Rowan doesn’t delve into detail about the controversy surrounding the topic, such as accusations of censorship or issues with free speech. Instead, she focuses on the far more insidious argument against no-platforming: that, by not affording these people a place to speak, we’re depriving students of the chance to engage in debate with their ideas which would simply expose how absurd their views are. “Which I personally think is slightly ridiculous for a number of reasons,” says Rowan.
She explains that denying these people – e.g. fascists – a platform is “not the same as banning students from engaging with the history of fascism, the rhetoric of fascism, the implications of fascism, and current fascism”, and argues that giving a platform (and therefore legitimacy) to bigots only serves to give their views more power. Rowan uses the example of how someone who “legitimately wants to torture gay people to ‘cure’ them became the Vice President of the United States”, and how that very public platform didn’t let people laugh at his ridiculous and completely bigoted views. It allowed them to vote for him.
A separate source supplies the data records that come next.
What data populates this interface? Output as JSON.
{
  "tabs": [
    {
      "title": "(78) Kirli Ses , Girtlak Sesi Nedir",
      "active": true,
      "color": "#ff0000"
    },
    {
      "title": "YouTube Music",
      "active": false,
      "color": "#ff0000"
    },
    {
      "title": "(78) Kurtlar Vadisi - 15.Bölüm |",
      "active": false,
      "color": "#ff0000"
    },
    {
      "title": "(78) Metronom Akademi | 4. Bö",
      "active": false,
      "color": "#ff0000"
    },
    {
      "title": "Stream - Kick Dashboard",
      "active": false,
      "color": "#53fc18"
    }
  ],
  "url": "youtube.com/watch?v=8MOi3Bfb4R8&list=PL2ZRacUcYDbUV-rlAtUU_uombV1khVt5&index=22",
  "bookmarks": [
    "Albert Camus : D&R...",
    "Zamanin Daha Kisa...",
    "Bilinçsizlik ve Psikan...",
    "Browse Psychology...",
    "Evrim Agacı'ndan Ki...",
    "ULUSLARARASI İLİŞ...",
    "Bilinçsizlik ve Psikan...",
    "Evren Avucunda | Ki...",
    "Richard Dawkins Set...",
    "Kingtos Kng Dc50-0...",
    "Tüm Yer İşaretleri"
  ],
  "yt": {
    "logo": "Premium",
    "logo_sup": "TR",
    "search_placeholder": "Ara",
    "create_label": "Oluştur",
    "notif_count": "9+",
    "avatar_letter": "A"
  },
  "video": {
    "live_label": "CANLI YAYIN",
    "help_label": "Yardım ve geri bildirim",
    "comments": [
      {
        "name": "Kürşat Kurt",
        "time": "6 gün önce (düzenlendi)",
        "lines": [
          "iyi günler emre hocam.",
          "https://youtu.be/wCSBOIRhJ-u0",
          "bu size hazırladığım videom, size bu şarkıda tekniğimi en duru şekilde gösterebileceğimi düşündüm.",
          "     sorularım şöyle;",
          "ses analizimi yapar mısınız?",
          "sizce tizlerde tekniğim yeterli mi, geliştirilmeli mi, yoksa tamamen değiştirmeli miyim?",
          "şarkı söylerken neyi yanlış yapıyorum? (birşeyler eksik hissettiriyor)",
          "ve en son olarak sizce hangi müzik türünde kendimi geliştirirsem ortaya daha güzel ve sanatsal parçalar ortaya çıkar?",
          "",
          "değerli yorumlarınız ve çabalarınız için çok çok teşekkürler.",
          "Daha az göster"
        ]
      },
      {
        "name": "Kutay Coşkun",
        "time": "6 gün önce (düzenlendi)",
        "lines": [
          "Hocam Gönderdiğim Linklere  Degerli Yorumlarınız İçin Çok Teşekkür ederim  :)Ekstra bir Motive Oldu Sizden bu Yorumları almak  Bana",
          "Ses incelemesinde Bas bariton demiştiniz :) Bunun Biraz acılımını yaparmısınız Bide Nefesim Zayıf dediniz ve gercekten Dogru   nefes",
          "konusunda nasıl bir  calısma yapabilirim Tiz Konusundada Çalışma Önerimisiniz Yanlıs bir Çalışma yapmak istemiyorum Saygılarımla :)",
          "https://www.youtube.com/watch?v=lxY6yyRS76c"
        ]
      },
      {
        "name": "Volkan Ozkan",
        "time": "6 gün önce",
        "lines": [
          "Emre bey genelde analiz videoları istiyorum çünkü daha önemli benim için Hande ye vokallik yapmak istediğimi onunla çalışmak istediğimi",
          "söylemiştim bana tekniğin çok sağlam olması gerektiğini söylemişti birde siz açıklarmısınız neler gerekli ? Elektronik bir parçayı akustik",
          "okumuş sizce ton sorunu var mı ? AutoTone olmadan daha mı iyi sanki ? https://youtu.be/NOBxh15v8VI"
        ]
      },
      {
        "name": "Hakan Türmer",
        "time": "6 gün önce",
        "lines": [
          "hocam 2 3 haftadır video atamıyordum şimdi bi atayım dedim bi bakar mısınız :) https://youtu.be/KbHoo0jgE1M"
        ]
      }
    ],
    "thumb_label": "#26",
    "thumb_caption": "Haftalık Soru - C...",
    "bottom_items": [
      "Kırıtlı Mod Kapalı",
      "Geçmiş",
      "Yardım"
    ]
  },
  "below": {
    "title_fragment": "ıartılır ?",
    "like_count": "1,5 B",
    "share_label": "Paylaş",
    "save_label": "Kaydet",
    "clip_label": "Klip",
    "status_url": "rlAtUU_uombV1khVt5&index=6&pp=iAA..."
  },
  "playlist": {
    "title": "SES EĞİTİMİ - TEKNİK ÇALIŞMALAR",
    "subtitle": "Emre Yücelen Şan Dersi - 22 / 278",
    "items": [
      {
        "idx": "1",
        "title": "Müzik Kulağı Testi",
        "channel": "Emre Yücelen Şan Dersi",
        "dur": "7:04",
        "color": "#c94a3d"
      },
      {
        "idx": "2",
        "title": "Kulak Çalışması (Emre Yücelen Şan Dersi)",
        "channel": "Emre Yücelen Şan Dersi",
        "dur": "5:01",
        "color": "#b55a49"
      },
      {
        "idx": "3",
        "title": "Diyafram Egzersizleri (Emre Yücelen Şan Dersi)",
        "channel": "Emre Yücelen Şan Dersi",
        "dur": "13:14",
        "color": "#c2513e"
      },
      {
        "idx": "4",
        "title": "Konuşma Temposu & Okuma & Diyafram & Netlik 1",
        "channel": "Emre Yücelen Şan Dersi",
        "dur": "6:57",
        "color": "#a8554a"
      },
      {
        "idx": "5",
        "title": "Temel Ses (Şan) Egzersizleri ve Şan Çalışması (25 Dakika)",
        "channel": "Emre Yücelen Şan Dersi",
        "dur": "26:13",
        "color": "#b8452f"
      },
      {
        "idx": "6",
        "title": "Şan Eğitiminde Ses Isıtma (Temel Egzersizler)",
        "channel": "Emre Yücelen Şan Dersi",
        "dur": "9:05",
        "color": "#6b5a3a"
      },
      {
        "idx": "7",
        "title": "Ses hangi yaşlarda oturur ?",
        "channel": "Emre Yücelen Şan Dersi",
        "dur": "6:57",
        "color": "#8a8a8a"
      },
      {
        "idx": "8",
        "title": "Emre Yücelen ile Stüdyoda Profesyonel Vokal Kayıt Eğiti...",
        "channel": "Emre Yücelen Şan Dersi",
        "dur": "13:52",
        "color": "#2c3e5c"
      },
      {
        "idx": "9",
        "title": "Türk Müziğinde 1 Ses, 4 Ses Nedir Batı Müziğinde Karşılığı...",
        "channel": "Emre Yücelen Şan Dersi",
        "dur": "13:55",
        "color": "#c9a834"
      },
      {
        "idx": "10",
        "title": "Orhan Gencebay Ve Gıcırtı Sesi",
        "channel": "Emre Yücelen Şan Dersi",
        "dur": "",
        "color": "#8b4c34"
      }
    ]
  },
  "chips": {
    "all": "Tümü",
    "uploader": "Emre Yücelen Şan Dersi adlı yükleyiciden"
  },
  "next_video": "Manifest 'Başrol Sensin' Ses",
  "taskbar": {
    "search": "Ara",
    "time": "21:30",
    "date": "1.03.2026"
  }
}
Exploring how giving bigots and fascists a platform at universities presents their arguments as valid, Rowan continues: “You can’t just invite people to speak at an institution of learning and then not expect people to think that the underlying message of that is, ‘This person who is speaking on a topic that you have never really engaged with before, you don’t know much about, and doesn’t affect you – yeah, they’re trustworthy because we invited them, and they’re here now, and we’re an institution of higher learning and this is the person we’ve chosen to engage with’.”
Rowan strikes on some incredibly good points all throughout the video, especially concerning the safety and mental health of students having to see people denying their human rights and saying horrible things about them while it’s posed as nothing more than a debate. She also mentions how debate as a format is impractical for what an institution might be trying to achieve by giving these people a platform, and quite how ridiculous it is to think that bigots just haven’t been argued with in the right way yet.
Rowan’s closing line is something that should be echoed across every social media platform: “If you really want to combat extremism, it isn’t going to be done by making students listen to it being preached from a pulpit – unless I missed that point in history where good paragraph structure and wide vocabulary in a university debating chamber ended fascism.”